It's easy to become blasé about very familiar moths so I'm glad to pay respect today to one of the most faithful of them all, the good old Poplar Hawk Three of them arrived in the trap on Saturday night and posed willingly on one of our apple trees, Come 9pm, they were still there.
My third picture shows how I left them though they were gone this morning. A pair were in the trap today, perhaps two of the trio, along with a couple of rather worn Elephant Hawks. These two species have been consistent all Summer so far but in other respects it is turning out to be a meagre year. No Lime, Pine, Small Elephant or Hummingbird Hawks so far; and less surprisingly, no return of the Broad-bordered Bee Hawk which paid a solitary call in 2020.
The hawks are also long-standing favourites because of their willingness to perch on my fingers, as shown here from yesterday, and on the rather more elegant ones of my grandchildren.

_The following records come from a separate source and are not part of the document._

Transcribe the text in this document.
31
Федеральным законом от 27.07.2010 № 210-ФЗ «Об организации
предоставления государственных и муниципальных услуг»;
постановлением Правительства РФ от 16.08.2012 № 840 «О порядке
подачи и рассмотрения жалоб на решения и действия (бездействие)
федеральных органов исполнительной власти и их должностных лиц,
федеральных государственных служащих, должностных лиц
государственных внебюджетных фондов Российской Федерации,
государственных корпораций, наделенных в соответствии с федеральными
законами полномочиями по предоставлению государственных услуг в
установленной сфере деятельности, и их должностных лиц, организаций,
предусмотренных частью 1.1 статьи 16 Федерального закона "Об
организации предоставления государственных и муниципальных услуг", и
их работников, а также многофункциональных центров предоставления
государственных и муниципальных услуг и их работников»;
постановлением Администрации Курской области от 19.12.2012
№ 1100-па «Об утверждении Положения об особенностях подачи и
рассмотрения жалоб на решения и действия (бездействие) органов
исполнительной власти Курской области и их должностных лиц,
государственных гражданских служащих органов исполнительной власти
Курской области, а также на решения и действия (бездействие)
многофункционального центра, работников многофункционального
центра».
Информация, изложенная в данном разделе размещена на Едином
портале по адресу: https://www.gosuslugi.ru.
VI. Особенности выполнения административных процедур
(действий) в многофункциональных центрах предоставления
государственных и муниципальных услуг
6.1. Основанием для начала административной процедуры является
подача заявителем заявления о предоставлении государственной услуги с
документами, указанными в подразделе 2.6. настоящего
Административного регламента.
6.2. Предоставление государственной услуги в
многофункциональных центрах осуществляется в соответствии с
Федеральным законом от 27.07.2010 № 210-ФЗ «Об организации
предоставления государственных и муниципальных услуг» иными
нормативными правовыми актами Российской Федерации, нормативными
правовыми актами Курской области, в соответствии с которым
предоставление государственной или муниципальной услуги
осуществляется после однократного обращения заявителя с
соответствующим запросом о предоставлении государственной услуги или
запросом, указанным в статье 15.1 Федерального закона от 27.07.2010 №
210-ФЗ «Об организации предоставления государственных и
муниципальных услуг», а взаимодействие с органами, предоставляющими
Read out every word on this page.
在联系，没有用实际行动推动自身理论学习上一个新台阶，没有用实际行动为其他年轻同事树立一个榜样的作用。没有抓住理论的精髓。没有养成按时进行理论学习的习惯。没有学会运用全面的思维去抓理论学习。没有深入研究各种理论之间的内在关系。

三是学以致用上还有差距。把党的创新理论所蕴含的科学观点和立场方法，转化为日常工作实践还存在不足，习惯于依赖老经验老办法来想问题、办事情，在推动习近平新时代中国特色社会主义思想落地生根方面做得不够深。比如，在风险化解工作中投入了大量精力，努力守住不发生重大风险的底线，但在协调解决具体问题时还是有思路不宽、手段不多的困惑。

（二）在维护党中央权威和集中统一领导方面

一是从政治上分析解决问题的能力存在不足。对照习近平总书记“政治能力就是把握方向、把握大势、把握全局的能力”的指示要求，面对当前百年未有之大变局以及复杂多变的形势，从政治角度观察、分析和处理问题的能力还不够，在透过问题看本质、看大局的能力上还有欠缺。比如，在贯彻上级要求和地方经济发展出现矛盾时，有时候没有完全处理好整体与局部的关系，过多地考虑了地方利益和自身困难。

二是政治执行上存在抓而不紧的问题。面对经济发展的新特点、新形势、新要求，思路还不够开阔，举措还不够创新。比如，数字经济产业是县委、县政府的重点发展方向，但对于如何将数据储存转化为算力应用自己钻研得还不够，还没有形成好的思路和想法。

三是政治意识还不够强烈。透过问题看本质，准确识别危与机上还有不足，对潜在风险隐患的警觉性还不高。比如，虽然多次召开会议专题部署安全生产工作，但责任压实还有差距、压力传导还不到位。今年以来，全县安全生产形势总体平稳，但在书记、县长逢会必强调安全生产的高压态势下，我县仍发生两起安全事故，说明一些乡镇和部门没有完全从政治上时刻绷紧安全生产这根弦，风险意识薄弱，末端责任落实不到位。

They are tickly but do no harm.
The relative shortage of hawk moths reflects a wider feeling this year that numbers are well down, which was reflected at supper the other evening when our hosts talked wistfully about past Summer evenings when the windows were left open late into the evening as the lights came on in their house, an moths invaded. Luckily, the supper was graced by the presence of a Dingy Footman ab stramineola - pic below - and a cricket which got entangled in another guest's hair.
The eggboxes meanwhile furnished this Mother-of-Pearl micro in an unusual resting position with its wings furled back rather than wide open, a very clearly marked Common or Lesser Common Rustic and one of the yellow underwings.
Less happily, a clutch of Large White butterfly eggs like the one I featured a few posts ago has turned into this colony of small but extremely voracious caterpillars which I have shifted over a wall. Also in the butterfly world, my last set of photos shows a Holly Blue with good taste which I nearly trod on while walking the canal towpath.